Com todos esses fenômenos, é esperado que a vigilância sanitária possua cada vez mais repertório de atuação constitucional e poder de polícia ampliado em suas atividades, atuando em muitas frentes no combate para evitar a disseminação de agravos. Em algumas dessas frentes de batalha, inclusive, é comum que a vigilância sanitária e demais agentes de saúde tenham atividades conjuntas.

 

 

Imagem dois. Vigilância Sanitária orienta sobre cuidados com alimentos em festejos juninos [5]. As entidades sanitárias — que fazem parte do Sistema Nacional de Vigilância Sanitária (SNVS) — são as autoridades de Estado com competência privativa para lidar e prevenir riscos de segurança de alimentos e de serviços de saúde. Na figura, observamos uma técnica em fiscalização prestes a pôr a mão em bebidas dentro de um frigobar verde e de plástico. As bebidas estão sobre uma camada de gelo.

O caso da pandemia de covid-19 reforça ainda mais o valor desse órgão de saúde em períodos conturbados. O mesmo desempenhou atividades em bares, restaurantes, clínicas e consultórios durante períodos substanciais da quarentena, diminuindo assim a taxa de ataque do vírus contra a população.

Esperando prováveis epidemias, fraudes e condições insalubres, o desastre climático-ambiental do Rio Grande do Sul (disponível aqui) também é um fenômeno de interesse sanitário. Provavelmente assim também será com a monkeypox, que recentemente virou emergência de saúde mundial. A vigilância sanitária novamente estará na linha de frente dessas situações.

Para aprovação do PL, o projeto ainda precisa passar pela Comissão de Finanças e Tributação (CFT) e também pela Comissão de Constituição e Justiça (CCJ) dentro do Congresso. Depois precisa ser aprovado pelo Senado. O mesmo está estacionado na CFT desde dezembro de 2023, marcando o maior intervalo sem pareceres desde o início do projeto.

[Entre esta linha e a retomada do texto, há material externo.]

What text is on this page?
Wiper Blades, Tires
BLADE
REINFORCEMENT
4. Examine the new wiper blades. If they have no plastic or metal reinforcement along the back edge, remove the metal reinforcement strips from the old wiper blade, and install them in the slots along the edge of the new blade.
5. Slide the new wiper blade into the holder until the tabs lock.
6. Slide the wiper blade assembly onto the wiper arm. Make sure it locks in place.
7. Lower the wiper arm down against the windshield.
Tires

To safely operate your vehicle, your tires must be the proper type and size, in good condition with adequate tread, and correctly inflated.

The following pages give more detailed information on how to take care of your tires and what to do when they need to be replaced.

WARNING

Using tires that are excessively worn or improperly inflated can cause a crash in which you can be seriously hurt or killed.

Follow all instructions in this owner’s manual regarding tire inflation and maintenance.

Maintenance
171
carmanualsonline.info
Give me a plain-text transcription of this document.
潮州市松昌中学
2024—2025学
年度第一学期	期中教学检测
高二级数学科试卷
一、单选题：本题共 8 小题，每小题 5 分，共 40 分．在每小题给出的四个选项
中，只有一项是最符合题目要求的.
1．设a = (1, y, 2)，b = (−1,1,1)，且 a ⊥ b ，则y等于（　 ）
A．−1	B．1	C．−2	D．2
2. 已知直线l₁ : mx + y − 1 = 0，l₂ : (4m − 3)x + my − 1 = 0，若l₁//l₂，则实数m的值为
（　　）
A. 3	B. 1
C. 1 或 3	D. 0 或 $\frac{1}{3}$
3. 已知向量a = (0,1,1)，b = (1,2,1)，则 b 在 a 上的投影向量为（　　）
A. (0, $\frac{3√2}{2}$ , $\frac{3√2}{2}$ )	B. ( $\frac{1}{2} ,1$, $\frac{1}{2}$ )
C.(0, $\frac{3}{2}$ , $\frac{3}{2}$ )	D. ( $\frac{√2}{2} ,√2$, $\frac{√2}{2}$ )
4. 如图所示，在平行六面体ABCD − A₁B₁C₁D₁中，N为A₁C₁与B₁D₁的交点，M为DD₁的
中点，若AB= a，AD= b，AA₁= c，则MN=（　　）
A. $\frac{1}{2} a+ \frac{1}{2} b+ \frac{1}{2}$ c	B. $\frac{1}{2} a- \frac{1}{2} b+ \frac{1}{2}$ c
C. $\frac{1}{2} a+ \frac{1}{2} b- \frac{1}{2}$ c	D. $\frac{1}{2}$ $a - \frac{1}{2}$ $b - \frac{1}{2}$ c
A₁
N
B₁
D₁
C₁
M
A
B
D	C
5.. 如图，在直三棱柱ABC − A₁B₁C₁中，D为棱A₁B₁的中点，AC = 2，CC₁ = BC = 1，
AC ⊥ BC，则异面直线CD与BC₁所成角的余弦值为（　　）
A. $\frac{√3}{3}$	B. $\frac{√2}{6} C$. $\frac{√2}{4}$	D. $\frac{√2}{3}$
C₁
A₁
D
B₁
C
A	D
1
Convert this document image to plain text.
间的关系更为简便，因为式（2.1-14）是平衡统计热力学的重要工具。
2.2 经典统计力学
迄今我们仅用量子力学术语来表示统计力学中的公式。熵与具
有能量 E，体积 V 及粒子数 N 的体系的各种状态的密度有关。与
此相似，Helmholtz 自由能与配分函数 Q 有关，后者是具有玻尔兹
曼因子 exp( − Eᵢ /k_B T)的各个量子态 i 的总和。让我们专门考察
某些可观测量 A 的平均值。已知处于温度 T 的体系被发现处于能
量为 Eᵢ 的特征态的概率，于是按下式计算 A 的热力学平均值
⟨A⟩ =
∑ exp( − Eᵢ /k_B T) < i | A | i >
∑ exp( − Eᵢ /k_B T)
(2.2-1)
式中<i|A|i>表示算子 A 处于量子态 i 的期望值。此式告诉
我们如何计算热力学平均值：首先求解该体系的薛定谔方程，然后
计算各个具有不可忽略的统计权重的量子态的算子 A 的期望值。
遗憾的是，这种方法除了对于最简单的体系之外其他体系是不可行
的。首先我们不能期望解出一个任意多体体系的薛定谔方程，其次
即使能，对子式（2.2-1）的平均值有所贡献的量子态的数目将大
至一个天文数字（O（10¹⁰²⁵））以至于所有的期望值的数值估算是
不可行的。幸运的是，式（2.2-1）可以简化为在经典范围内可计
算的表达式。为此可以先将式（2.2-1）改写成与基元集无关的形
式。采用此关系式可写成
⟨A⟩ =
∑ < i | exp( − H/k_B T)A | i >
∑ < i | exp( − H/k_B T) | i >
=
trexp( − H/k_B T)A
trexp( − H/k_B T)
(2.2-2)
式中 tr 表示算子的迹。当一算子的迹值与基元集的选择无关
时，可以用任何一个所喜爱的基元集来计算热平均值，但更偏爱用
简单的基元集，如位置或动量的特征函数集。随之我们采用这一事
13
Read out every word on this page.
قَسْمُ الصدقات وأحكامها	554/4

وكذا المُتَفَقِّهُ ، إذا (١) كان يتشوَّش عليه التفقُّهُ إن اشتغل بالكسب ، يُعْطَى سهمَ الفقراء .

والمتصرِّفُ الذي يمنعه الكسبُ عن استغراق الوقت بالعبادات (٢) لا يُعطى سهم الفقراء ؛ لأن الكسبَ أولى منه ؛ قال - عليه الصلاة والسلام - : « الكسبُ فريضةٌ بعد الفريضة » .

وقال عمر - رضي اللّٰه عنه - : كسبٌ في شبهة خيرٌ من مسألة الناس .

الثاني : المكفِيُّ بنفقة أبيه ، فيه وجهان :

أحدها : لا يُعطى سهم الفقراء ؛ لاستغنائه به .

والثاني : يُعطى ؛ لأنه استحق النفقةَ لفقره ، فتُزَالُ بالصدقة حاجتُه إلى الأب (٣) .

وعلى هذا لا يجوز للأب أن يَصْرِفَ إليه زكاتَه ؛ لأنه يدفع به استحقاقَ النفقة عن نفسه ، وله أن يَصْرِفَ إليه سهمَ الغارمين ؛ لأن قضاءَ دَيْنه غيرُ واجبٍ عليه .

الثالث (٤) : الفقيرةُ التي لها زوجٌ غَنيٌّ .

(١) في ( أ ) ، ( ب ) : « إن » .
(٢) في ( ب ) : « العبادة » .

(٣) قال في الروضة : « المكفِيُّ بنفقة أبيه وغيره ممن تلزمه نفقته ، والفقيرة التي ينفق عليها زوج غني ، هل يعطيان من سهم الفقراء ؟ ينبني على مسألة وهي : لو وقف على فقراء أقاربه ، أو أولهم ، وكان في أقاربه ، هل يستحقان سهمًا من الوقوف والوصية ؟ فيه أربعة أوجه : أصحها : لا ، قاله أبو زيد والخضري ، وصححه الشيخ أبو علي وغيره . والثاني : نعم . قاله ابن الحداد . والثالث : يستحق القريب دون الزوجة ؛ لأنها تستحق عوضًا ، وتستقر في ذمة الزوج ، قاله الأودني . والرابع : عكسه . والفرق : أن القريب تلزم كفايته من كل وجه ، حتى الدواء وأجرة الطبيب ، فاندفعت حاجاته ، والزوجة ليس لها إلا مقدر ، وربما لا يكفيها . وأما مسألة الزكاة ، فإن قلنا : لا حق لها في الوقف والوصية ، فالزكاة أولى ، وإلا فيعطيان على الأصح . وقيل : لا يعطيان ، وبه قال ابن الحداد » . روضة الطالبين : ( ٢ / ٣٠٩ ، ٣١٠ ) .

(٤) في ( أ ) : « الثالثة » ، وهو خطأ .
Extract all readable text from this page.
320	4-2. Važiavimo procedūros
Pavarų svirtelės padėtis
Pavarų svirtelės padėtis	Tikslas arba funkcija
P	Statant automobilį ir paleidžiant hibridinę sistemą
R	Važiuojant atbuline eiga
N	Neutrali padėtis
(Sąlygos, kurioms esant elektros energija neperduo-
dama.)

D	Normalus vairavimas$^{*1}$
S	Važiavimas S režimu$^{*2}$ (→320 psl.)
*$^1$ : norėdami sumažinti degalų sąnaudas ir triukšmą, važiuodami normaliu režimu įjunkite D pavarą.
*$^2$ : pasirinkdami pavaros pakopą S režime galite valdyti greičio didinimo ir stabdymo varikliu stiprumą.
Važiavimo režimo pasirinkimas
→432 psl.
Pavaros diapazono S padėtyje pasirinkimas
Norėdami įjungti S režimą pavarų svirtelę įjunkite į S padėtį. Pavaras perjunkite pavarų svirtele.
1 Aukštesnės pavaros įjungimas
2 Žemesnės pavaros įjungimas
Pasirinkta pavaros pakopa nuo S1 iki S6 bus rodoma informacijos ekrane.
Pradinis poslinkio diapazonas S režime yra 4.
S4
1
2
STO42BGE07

Quando perguntado sobre o andamento do processo, o relator atual, deputado Hugo Motta (REPUBLICANOS-PB), não emitiu nenhuma resposta. Não há ainda nenhum prazo para ser votado naquela comissão. O silêncio do político é estarrecedor à comunidade da vigilância.

Enquanto esperam, os agentes precisarão lidar com um ambiente em plena mudança. O piso é um valor minoritário, mas simbólico e substancial aos municípios deficitários. É apenas uma parcela em comparação com toda a atualização que será requerida do profissional com todas essas alterações em nosso mundo.

Porém, como mostrou o caso da enfermagem, a saúde — física ou mental — dos profissionais de saúde não é prioridade de nossa governança. Formamos uma cultura em que os eventos ocorrem antes de tomarmos as precauções cabíveis, ainda mais quando se trata de uma classe trabalhadora. Ao que parece, no país em que vivemos, a preferência por dar margem ao acaso é maior do que dar um piso salarial.

Referências
[1]: WELMA, Jéssica. Enfermeiros do Ceará fazem protesto contra suspensão do piso da enfermagem. Portal Diário do Nordeste, 04 jan. 2023. Disponível aqui.
[2]: COSTA, Ediná Alves. Vigilância Sanitária: temas para debate. EDUFBA, 2009.
[3]: SAÚDE. População protegida: Vigilância Sanitária já inspecionou 17 mil estabelecimentos em 2024. Portal Governo do Estado do Paraná, 05 ago. 2024. Disponível aqui.
[4]: SOUZA, Murilo. Projeto equipara agentes de vigilância sanitária a comunitários de saúde e de combate a endemias. Portal Câmara dos deputados, 03 ago. 2021. Disponível aqui.
[5]: SERGIPE, Governo do Estado. Vigilância Sanitária orienta sobre cuidados com alimentos e bebidas durante os festejos juninos. Portal Governo do Estado de Sergipe, 15 jun. 2024. Disponível aqui.